Foucault questiona a conceituação rígida da loucura pela psiquiatria cientificista. E assim mostra que tal desenvolvimento histórico é controversamente frágil por sua autossuficiência empírica ao objetivar as singularidades culturais, subjetivas, regionais através de parâmetros organicistas. Depois de Foucault muita coisa mudou no sentido de flexibilidade conceitual da loucura organicista. Mas convém questionar se por outro lado não houve um engessamento também teórico acerca da loucura - e das demais síndromes do espírito -, nas psicologias comportamentalistas.
FOUCAULT, Michael. História da Loucura na Idade Clássica. Tradução de José Teixeira Coelho Netto. São Paulo, Perspectiva, 1978. (p 278 a 328).
QUESTÕES
1. Podemos inferir que o termo "loucura" se trata de um arranjo forjado pela razão no modus organicista da ciência moderna? R. Sim, pois a classificação do termo demonstra uma preocupação da classe organicista em dar uma resposta objetiva a um conjunto de males do espírito, da conduta, do convívio social. 2. Quais as implicações da loucura - enquanto conceito e fato -, para os pensadores não-organicistas, como Foucault? R. Implicou em crítica, a princípio, pois Foucault questionava o conceito rígido de loucura que impede a reflexão sobre o objeto.

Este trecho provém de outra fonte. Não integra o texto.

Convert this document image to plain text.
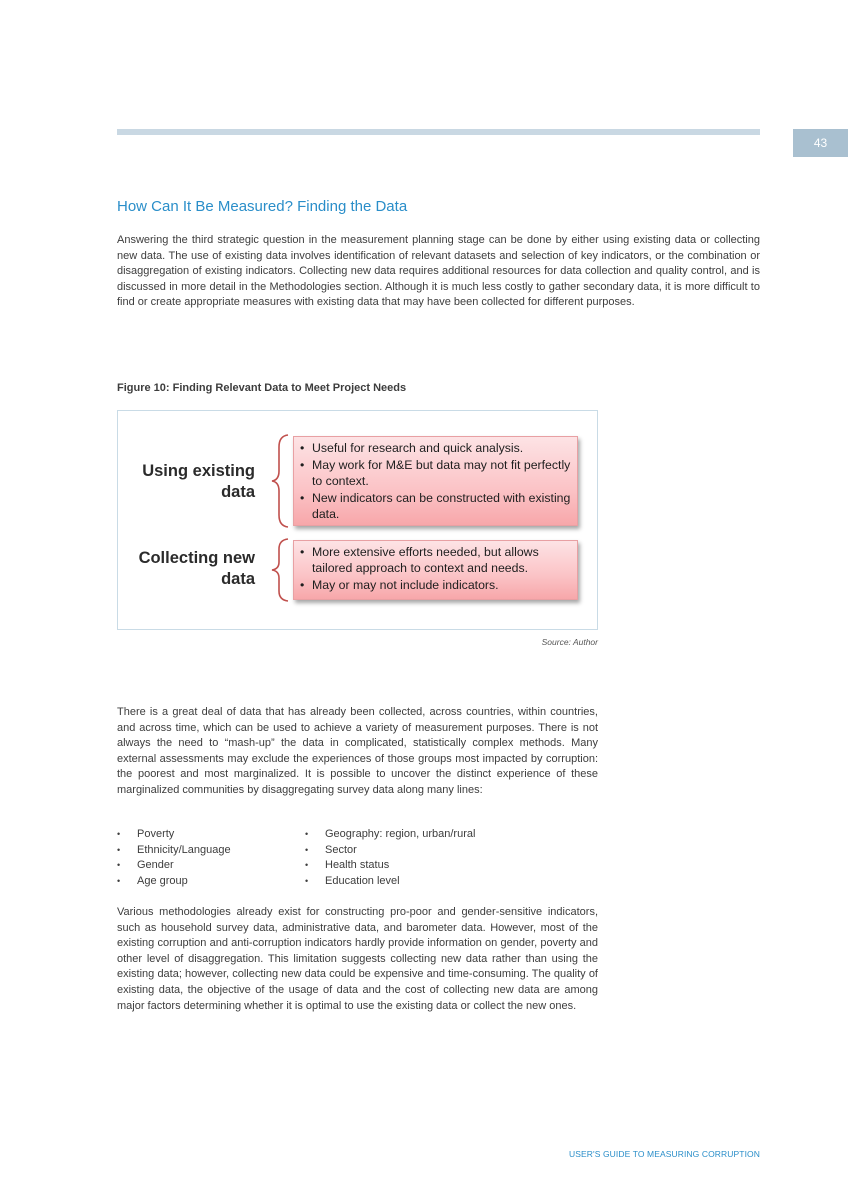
43
How Can It Be Measured? Finding the Data

Answering the third strategic question in the measurement planning stage can be done by either using existing data or collecting new data. The use of existing data involves identification of relevant datasets and selection of key indicators, or the combination or disaggregation of existing indicators. Collecting new data requires additional resources for data collection and quality control, and is discussed in more detail in the Methodologies section. Although it is much less costly to gather secondary data, it is more difficult to find or create appropriate measures with existing data that may have been collected for different purposes.

Figure 10: Finding Relevant Data to Meet Project Needs

Using existing
data

Collecting new
data

• Useful for research and quick analysis.
• May work for M&E but data may not fit perfectly to context.
• New indicators can be constructed with existing data.
• More extensive efforts needed, but allows tailored approach to context and needs.
• May or may not include indicators.

Source: Author

There is a great deal of data that has already been collected, across countries, within countries, and across time, which can be used to achieve a variety of measurement purposes. There is not always the need to “mash-up” the data in complicated, statistically complex methods. Many external assessments may exclude the experiences of those groups most impacted by corruption: the poorest and most marginalized. It is possible to uncover the distinct experience of these marginalized communities by disaggregating survey data along many lines:

• Poverty
• Ethnicity/Language
• Gender
• Age group
• Geography: region, urban/rural
• Sector
• Health status
• Education level

Various methodologies already exist for constructing pro-poor and gender-sensitive indicators, such as household survey data, administrative data, and barometer data. However, most of the existing corruption and anti-corruption indicators hardly provide information on gender, poverty and other level of disaggregation. This limitation suggests collecting new data rather than using the existing data; however, collecting new data could be expensive and time-consuming. The quality of existing data, the objective of the usage of data and the cost of collecting new data are among major factors determining whether it is optimal to use the existing data or collect the new ones.

USER'S GUIDE TO MEASURING CORRUPTION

Ele dizia que a loucura não pode ser entendida somente como produto de disfunções orgânicas, podemos entende-la também, como por exemplo, em estrutura de linguagem, de cultura e também como questão subjetiva. 3. Levando em consideração o trajeto da loucura descrito por Foucault, como podemos entender o tratamento da loucura atualmente pela classe médica-psiquiátrica, terapêutica e psicanalítica? |
Muito bem caro afro.... só refletindo aqui,, como tal filósofo nos classificaria, baseando nas elucubrações e devaneios, nos tempos do "ócio criativo", da vida religiosa.. acho que pediria reforço ao Erasmo de Roterdam..bom texto
ResponderExcluirSaudações, nobre Jeosmar.

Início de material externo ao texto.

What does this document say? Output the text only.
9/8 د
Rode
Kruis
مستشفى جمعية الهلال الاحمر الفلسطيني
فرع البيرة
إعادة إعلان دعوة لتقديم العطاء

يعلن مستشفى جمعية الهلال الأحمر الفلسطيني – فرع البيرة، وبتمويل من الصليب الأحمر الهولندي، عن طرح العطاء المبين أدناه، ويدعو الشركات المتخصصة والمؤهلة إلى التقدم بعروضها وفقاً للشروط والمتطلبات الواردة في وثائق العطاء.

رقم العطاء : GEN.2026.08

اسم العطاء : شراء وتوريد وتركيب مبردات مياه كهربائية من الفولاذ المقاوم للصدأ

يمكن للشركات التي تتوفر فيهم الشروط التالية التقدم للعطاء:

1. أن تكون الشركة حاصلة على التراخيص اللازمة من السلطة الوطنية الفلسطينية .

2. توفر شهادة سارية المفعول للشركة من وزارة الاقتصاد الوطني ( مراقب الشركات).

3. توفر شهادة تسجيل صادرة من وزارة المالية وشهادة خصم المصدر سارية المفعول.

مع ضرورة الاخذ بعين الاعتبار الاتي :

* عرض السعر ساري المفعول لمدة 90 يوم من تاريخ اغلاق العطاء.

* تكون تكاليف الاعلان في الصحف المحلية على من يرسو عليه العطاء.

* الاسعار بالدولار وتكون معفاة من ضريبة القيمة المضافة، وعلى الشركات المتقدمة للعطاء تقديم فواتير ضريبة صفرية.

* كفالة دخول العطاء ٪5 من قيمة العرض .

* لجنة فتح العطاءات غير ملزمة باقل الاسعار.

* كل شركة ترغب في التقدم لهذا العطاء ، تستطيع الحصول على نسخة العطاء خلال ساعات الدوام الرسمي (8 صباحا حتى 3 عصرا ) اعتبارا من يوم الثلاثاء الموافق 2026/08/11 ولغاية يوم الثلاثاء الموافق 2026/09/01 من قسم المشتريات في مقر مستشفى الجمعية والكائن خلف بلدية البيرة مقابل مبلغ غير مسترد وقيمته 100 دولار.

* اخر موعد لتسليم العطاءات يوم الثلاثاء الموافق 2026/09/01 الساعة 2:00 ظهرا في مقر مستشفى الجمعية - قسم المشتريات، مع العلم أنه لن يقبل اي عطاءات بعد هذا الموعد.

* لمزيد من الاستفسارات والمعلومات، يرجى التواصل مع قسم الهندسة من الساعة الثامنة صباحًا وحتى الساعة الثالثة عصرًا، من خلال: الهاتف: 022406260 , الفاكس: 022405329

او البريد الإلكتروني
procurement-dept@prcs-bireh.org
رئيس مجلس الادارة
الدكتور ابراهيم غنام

ResponderExcluirO Elogia da Loucura, de Eramos de Roterdam faz uso da loucura como meio para expor seus pensamentos contra a tirania teocrática de sua época. De qualquer modo, a loucura para Erasmo está para além dos conceitos organicistas. Erasmo apresenta uma loucura que liberta: "se dentre todos os homens houver um que ouse ir contra a multidão, lhe dou um conselho, retire-se para o deserto e goze alí da sua sabedoria".